My Mom Thinks She Can Walk
"My mother had a stroke in March and is in a nursing home in another state. We've been told she has reached a plateau in her physical improvement, and insurance has stopped her therapies.
When my mother falsely claims she has 'walked for hours' that day and says that 'it is a miracle' she has no paralysis after her stroke, what do we say? She has no use of her left arm or leg, and she cannot stand on her own. Do we agree with her or try to help her understand that she cannot walk? It is a bit depressing, but it seems better to agree with her if it makes her happy. We are all wondering as to how to approach this issue."

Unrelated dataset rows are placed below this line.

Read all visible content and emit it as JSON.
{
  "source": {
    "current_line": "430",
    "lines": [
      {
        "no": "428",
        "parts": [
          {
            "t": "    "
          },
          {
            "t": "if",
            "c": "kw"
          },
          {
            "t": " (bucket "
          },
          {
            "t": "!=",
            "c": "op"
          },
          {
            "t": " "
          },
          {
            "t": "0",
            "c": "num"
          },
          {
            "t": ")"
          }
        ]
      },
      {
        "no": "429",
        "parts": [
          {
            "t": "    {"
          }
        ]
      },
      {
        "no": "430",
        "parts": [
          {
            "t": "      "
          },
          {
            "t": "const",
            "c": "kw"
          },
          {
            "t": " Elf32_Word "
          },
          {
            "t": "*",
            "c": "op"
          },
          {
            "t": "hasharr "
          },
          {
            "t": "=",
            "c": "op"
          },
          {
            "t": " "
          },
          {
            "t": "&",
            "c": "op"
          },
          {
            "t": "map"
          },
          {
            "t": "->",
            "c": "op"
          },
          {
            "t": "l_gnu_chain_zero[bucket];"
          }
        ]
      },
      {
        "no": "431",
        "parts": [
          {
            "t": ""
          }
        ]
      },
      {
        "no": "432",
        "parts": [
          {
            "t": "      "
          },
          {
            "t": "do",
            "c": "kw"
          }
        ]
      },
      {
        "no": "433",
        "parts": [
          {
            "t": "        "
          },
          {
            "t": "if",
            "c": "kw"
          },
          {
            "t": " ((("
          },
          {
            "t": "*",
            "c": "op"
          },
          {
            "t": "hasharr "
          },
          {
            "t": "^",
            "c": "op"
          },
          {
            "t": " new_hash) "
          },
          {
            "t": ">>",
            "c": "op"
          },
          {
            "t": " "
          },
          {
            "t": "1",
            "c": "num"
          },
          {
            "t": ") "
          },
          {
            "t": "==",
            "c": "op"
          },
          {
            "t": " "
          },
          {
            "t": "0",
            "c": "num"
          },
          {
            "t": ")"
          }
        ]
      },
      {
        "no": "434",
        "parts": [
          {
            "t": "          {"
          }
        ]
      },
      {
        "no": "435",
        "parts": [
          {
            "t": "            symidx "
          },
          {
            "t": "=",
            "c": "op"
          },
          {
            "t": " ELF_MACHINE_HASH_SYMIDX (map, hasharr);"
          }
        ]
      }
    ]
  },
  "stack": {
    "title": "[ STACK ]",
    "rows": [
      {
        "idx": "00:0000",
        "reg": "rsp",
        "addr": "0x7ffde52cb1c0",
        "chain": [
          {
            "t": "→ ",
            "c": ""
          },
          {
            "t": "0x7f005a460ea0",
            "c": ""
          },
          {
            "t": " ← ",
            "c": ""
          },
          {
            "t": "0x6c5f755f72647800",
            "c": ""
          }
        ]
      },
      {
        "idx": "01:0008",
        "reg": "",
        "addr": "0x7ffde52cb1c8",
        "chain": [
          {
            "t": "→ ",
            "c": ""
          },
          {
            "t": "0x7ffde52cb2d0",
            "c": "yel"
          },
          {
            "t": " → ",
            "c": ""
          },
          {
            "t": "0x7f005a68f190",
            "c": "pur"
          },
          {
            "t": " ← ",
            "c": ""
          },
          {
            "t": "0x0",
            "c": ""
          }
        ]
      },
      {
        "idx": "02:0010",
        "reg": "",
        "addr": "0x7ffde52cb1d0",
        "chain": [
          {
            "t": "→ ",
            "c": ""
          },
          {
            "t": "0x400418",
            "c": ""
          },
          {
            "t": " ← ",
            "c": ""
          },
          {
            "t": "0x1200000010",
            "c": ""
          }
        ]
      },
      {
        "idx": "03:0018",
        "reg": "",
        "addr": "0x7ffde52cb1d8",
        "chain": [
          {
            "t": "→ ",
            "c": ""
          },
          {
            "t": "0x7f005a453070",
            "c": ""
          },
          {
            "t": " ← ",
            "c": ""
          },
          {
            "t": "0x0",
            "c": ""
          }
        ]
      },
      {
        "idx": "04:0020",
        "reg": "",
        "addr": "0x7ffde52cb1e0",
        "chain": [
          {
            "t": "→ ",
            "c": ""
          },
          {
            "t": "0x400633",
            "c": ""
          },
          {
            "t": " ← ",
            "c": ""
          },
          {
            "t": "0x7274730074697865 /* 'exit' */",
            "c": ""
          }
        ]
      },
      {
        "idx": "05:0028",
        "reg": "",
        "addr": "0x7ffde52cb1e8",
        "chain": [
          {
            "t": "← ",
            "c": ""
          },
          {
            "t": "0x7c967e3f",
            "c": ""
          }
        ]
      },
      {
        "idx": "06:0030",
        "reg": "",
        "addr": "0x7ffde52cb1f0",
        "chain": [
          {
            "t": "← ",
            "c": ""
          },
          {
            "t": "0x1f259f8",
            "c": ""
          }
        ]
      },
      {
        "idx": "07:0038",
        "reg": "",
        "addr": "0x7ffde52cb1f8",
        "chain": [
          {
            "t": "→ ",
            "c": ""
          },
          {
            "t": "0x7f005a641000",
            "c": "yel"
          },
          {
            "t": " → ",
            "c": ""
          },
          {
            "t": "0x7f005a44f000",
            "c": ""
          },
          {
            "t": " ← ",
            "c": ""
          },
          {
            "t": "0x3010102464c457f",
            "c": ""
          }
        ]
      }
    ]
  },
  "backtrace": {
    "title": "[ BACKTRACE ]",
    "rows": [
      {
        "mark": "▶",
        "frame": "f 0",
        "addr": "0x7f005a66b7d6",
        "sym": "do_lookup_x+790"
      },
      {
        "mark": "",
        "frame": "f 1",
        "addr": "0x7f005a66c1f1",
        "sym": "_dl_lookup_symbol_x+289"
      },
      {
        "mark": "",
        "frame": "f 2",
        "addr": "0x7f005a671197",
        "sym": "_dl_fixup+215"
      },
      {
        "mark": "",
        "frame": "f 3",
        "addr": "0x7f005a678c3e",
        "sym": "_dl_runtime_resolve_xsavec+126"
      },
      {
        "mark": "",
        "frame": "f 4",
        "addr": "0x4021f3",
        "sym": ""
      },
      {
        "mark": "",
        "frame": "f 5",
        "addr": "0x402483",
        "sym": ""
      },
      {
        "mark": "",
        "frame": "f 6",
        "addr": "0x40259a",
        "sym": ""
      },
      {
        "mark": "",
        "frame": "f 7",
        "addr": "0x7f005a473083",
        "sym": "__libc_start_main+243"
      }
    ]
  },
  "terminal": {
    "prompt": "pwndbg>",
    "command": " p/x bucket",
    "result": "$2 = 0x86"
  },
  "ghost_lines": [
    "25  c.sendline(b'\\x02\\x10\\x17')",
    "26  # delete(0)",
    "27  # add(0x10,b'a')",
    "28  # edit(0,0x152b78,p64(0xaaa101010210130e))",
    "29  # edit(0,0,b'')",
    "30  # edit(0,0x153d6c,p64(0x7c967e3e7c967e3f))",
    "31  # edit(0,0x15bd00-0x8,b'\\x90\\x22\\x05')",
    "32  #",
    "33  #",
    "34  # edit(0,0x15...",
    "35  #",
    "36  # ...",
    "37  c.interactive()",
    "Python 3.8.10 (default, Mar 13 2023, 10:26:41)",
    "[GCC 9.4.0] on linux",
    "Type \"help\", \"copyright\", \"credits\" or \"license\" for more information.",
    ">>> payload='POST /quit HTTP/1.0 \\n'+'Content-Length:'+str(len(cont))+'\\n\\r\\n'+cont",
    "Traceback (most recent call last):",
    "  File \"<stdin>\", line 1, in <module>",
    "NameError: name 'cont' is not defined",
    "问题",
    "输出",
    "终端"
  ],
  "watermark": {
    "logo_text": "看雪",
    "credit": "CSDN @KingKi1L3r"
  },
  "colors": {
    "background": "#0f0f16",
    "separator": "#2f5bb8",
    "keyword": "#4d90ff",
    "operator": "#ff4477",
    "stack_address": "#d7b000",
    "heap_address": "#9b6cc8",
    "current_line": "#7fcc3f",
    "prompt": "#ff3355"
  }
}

Having a parent tell you things that are simply not true is difficult to manage from a distance. It is also quite puzzling and upsetting to think your mother is lying to you.
There can be a variety of reasons for her comments. Your mother may be someone that wants to paint a rosy picture of reality and has done so all her life. She may be having short term memory problems and is not in touch with her present reality. She may also be on medications that are affecting her ability to think clearly.
First, place a call to the nursing staff where your mother is staying. Get as much information as you can about her status. Ask the nurse how long your mother has been stating things that are not true. The staff will know the history. Find out what medications she is taking, when they were introduced, and any changes that have been made to them. Find out what the nurses see her do. All of the information you collect about her is helpful and useful.
It will be difficult for you to manage from a distance, but it will be worth the effort. Patients who get the best care often have family members advocating for them, getting consultations when necessary, and asking key questions. So, my best advice is to jump in and ask questions.
In response to your mother’s comments, there is no need to bring her to reality. Other than hearing statements that are false, is there really any harm done? It is difficult to know that your mother’s reality is distorted, but if her brain was damaged by the stroke, this may be how she processes the world now. Acknowledge with “How nice!” and move the subject to a more accurate topic. Find out from professionals her true status and prognosis so that any opportunity to resolve her reality distortion can be addressed. And if it cannot be addressed, at least you have a clearer understanding of what is going on.